Date: Sun, 03 Mar 2002 22:34:07 -0500
From: Chris Mason <mason@suse.com>
To: Daniel Phillips <phillips@bonn-fries.net>,
        James Bottomley <James.Bottomley@SteelEye.com>,
        "Stephen C. Tweedie" <sct@redhat.com>
cc: linux-kernel@vger.kernel.org, linux-scsi@vger.kernel.org
Subject: Re: [PATCH] 2.4.x write barriers (updated for ext3)
Message-ID: <757370000.1015212846@tiny>
In-Reply-To: <E16heCm-0000Q5-00@starship.berlin>
In-Reply-To: <200202281536.g1SFaqF02079@localhost.localdomain> <E16heCm-0000Q5-00@starship.berlin>
MIME-Version: 1.0
Content-Type: text/plain; charset=us-ascii
Content-Transfer-Encoding: 7bit
Content-Disposition: inline
Sender: linux-kernel-owner@vger.kernel.org


On Sunday, March 03, 2002 11:11:44 PM +0100 Daniel Phillips <phillips@bonn-fries.net> wrote:

> I have a standing offer from at least one engineer to make firmware changes 
> to the drives if it makes Linux work better.  So a reasonable plan is: first 
> know what's ideal, second ask for it.  Coupled with that, we'd need a way of 
> identifying drives that don't work in the ideal way, and require a fallback.
> 
> In my opinion, the only correct behavior is a write barrier that completes
> when data is on the platter, and that does this even when write-back is
> enabled.  

With a battery backup, we want the raid controller (or whatever) to 
pretend the barrier is done right away.  It should be as safe, and 
allow the target to merge the writes.

> Surely this is not rocket science at the disk firmware level.  Is
> this or is this not the way ordered tags were supposed to work?
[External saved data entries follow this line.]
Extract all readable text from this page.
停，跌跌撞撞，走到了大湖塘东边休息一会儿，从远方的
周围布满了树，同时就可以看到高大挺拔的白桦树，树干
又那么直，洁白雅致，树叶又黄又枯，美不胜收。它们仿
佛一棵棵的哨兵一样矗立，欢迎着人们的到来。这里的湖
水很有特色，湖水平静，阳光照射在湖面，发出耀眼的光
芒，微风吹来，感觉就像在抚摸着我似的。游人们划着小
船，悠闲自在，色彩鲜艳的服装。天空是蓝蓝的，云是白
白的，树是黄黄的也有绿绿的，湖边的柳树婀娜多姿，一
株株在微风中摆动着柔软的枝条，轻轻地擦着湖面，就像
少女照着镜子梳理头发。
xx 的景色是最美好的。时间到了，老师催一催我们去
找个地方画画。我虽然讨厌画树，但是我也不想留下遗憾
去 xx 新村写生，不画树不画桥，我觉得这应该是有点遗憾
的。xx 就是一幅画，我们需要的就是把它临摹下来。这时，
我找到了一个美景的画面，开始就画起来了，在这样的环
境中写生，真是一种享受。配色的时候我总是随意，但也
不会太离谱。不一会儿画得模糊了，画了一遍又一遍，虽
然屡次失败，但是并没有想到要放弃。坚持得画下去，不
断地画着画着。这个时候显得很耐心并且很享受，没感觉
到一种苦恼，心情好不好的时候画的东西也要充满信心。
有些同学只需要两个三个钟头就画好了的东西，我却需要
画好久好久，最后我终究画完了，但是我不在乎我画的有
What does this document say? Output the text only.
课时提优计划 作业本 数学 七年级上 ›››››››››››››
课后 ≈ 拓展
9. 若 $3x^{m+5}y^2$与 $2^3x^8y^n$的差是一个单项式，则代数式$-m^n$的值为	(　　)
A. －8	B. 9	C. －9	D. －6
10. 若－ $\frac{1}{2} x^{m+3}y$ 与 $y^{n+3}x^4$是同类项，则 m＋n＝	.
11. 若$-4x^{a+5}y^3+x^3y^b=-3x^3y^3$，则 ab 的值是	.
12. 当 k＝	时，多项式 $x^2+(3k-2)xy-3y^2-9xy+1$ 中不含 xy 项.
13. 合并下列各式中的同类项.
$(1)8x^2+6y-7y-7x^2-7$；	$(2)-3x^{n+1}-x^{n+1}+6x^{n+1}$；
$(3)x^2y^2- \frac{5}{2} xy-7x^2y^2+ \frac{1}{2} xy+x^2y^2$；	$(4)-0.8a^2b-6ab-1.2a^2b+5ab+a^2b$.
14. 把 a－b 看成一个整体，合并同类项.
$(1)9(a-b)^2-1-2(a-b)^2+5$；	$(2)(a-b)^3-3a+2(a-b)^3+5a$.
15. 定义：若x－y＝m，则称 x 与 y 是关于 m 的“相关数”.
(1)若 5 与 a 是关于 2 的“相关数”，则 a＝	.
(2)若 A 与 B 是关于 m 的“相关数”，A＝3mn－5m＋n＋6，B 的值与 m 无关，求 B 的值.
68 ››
There are many issues at play in this thread, here's an attempt at
a summary (please correct any mistakes).

1) The drivers would need to be changed to properly keep tag ordering 
in place on resets, and error conditions.

2) ordered tags force ordering of all writes the drive is processing.
For some workloads, it will be forced to order stuff the journal code
doesn't care about at all, perhaps leading to lower performance than
the simple wait_on_buffer() we're using now.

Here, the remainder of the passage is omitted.